Runtime Log Filter Adjustment

Change log filtering while services are running without restart.

How It Works

Each service creates a UNIX socket:
/tmp/log_filter_override_<program_name>_<pid>.sock

Usage Examples

Local Development:
# Find the socket
ls /tmp/log_filter_override_*

# Apply new filter
echo "debug,autopilot=trace" | nc -U /tmp/log_filter_override_autopilot_12345.sock

# Reset to original
echo "reset" | nc -U /tmp/log_filter_override_autopilot_12345.sock
Kubernetes:
# List sockets
kubectl exec autopilot-5d6f8c9b7-xyz -- ls /tmp/log_filter_override_*

# Apply filter
kubectl exec autopilot-5d6f8c9b7-xyz -- sh -c \
  "echo 'trace' | nc -U /tmp/log_filter_override_autopilot_1.sock"

# View response
kubectl logs autopilot-5d6f8c9b7-xyz --tail=10
Docker:
docker exec cow-autopilot sh -c \
  "echo 'debug,shared=trace' | nc -U /tmp/log_filter_override_autopilot_1.sock"

Use Cases

  1. Debug production issues - Enable verbose logging temporarily
  2. Trace specific flows - Focus on particular modules
  3. Reduce noise - Filter out chatty modules
  4. A/B comparison - Compare behavior at different log levels
Changing log filters at runtime is powerful but can generate large volumes of logs. Use trace level sparingly in production.
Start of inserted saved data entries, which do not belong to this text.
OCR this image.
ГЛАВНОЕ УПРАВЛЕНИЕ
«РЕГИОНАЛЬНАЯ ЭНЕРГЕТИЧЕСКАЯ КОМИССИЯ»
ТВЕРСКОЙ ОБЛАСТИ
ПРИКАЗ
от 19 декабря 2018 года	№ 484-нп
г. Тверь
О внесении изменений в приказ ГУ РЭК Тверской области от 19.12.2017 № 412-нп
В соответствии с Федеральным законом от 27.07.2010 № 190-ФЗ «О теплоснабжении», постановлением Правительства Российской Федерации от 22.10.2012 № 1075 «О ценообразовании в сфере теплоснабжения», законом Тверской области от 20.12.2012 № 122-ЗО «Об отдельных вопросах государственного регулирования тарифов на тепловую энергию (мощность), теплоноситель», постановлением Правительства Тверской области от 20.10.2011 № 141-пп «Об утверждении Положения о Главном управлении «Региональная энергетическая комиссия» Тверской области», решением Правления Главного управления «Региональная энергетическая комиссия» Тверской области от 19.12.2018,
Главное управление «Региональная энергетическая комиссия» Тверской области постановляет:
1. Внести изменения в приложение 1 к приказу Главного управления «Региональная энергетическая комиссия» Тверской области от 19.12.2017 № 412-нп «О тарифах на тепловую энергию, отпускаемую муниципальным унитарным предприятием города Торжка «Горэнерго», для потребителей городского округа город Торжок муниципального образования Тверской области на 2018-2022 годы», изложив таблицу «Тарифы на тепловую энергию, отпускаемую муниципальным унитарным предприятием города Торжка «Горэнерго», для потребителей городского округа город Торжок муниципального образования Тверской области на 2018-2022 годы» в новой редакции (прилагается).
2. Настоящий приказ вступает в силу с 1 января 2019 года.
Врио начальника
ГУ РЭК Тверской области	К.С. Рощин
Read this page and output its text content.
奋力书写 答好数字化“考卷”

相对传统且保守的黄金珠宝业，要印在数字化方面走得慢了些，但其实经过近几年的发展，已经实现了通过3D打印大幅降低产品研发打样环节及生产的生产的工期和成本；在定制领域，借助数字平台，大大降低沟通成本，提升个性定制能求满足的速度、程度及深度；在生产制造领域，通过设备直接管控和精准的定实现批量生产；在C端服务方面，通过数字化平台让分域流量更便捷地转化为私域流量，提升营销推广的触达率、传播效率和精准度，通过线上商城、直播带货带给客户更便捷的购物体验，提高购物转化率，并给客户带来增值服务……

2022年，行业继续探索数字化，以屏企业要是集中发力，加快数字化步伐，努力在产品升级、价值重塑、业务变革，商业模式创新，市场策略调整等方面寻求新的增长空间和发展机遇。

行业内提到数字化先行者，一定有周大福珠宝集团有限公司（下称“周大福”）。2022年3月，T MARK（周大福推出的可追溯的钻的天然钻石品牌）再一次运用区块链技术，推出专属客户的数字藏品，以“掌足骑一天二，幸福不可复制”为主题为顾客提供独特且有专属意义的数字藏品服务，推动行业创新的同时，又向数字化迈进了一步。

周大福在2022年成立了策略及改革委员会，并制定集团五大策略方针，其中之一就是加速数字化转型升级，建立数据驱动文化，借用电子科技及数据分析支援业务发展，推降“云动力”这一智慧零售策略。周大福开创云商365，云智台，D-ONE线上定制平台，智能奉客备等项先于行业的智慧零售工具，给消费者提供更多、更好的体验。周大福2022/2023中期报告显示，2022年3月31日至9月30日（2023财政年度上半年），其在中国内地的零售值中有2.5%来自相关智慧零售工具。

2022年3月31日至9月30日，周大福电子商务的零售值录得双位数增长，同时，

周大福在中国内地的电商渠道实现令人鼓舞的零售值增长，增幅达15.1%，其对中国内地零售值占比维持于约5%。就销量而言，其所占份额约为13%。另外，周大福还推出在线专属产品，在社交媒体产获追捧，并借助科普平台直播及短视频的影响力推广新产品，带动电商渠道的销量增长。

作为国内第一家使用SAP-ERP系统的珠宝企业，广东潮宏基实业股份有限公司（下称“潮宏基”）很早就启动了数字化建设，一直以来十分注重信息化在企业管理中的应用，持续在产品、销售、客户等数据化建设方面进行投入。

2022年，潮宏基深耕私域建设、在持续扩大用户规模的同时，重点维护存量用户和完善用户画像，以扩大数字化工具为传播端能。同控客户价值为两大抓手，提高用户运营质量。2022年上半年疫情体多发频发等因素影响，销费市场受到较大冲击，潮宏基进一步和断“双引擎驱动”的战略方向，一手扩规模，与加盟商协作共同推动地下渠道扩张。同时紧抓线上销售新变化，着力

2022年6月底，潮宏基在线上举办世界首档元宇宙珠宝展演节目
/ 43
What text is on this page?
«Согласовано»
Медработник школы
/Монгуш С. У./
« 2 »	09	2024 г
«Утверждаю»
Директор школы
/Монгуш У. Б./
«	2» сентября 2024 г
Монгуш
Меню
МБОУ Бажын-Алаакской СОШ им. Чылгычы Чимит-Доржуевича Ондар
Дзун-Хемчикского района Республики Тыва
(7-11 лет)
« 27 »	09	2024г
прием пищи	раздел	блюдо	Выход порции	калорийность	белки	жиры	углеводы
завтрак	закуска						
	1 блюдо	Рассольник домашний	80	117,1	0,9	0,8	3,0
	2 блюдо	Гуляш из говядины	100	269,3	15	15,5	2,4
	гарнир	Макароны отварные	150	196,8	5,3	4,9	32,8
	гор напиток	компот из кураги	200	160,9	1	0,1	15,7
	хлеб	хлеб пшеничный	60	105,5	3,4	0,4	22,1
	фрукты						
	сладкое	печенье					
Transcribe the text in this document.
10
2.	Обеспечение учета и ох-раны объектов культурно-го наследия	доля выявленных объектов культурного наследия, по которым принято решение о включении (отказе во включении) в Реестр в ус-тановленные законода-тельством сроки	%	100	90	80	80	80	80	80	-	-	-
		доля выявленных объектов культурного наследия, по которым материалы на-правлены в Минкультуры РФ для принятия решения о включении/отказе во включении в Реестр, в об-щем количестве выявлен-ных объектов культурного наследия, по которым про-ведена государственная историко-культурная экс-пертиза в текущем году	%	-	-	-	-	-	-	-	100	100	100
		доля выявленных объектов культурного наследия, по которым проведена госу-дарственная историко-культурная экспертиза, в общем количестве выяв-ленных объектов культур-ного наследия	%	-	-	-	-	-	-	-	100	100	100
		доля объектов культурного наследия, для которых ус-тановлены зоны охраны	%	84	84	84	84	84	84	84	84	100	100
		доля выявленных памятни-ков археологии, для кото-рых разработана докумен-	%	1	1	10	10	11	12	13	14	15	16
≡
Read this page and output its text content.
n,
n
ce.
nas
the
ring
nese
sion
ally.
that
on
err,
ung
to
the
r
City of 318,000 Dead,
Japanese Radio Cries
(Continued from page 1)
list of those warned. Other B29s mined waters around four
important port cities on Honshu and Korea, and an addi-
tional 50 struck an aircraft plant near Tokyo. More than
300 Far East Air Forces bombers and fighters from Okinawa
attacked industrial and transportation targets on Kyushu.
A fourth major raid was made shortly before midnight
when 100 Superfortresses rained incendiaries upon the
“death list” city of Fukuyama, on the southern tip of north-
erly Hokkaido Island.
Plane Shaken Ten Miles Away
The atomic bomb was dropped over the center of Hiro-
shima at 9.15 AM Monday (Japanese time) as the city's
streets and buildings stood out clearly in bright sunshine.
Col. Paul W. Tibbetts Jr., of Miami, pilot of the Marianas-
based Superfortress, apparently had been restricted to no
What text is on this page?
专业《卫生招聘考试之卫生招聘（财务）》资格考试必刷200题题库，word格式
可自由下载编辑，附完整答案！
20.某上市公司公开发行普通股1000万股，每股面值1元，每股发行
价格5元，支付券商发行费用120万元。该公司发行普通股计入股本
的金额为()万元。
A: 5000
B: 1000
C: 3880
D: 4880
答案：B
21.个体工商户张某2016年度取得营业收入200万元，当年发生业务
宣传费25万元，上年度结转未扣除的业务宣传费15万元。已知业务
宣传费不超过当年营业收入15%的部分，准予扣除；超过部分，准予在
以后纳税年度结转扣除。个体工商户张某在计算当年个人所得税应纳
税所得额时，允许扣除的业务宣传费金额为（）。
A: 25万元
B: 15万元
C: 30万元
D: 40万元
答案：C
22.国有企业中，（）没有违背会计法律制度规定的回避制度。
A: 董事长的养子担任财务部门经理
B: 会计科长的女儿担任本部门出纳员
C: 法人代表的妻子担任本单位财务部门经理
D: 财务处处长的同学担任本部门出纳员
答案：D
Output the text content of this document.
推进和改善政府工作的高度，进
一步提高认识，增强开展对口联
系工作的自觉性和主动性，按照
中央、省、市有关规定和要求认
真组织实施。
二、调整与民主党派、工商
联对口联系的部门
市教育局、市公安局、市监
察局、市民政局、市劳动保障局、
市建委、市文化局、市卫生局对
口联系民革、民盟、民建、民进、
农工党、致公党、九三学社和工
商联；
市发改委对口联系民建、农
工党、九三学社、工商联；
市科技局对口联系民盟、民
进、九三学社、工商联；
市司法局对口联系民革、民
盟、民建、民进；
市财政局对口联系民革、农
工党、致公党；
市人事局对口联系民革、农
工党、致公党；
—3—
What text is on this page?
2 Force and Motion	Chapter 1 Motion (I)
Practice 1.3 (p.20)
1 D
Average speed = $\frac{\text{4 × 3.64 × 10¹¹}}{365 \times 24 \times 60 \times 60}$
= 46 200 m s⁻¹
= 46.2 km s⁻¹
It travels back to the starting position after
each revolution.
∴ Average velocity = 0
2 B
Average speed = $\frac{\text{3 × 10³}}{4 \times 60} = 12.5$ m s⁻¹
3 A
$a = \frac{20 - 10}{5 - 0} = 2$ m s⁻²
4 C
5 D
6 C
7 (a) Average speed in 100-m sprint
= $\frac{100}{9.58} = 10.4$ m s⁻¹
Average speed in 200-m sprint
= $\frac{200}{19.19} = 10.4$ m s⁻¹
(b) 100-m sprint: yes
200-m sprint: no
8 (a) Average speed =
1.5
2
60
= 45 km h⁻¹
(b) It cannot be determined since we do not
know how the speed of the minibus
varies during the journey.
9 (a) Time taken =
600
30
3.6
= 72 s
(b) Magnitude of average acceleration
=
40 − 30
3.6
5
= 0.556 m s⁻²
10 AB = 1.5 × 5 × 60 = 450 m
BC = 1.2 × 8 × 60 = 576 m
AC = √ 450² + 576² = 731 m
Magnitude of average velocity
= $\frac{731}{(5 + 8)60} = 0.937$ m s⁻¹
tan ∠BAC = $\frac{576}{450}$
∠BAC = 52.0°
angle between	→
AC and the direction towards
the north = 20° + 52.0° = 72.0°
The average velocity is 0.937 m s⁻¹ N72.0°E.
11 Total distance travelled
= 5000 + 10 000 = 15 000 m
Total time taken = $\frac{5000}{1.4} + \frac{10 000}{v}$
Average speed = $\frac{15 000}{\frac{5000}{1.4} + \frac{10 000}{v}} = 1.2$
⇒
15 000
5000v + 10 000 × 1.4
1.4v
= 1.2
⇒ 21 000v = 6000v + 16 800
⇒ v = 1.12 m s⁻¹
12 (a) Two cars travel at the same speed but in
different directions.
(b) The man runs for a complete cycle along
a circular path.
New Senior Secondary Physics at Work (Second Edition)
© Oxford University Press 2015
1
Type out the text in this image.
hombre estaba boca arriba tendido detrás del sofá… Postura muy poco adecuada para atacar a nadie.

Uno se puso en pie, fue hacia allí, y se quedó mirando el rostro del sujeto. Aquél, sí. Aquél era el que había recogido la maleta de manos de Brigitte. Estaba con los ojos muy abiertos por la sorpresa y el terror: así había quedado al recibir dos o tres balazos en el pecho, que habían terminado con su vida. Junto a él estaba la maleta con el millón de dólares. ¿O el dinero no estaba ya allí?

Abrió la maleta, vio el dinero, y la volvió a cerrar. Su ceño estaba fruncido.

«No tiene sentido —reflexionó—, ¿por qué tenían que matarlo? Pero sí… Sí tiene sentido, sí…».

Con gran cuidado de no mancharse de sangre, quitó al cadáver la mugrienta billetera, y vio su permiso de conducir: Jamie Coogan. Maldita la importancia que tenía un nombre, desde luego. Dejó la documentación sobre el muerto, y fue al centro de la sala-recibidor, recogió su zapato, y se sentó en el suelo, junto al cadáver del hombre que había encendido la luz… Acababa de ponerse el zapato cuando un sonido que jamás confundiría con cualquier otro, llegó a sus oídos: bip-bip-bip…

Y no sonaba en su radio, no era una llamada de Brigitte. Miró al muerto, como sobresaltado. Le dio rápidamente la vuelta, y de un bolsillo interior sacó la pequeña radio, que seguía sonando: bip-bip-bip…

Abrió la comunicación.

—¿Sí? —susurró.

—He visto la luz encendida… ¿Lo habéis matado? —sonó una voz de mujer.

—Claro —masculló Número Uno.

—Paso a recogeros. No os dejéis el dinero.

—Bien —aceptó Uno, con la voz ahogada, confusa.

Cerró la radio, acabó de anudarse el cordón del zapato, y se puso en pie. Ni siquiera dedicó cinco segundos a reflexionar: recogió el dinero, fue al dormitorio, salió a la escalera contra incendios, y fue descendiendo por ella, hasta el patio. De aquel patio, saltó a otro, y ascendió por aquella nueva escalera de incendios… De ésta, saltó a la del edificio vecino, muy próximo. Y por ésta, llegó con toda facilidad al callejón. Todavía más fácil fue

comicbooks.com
Tokio Console (Playground Only)

tokio-console provides runtime inspection of async tasks, but is only available in playground environments due to significant memory overhead.

Enabling tokio-console

Playground Environment:
export TOKIO_CONSOLE=true
docker compose -f playground/docker-compose.fork.yml up --build
tokio-console has significant memory overhead and must never be enabled in production. It’s only compiled into playground builds.

Installation

cargo install --locked tokio-console

Usage

# Connect to service (playground ports)
tokio-console http://localhost:6669  # orderbook
tokio-console http://localhost:6670  # autopilot  
tokio-console http://localhost:6671  # driver
tokio-console http://localhost:6672  # baseline solver
Console Features:
  • View all async tasks
  • Monitor task states (running, idle, polling)
  • Track task resource usage
  • Detect blocking operations
  • Identify task leaks
Playground Ports:
orderbook: 6669
autopilot: 6670
driver:    6671
baseline:  6672
tokio-console requires both tokio_unstable cfg and the tokio-console feature. Production builds exclude these.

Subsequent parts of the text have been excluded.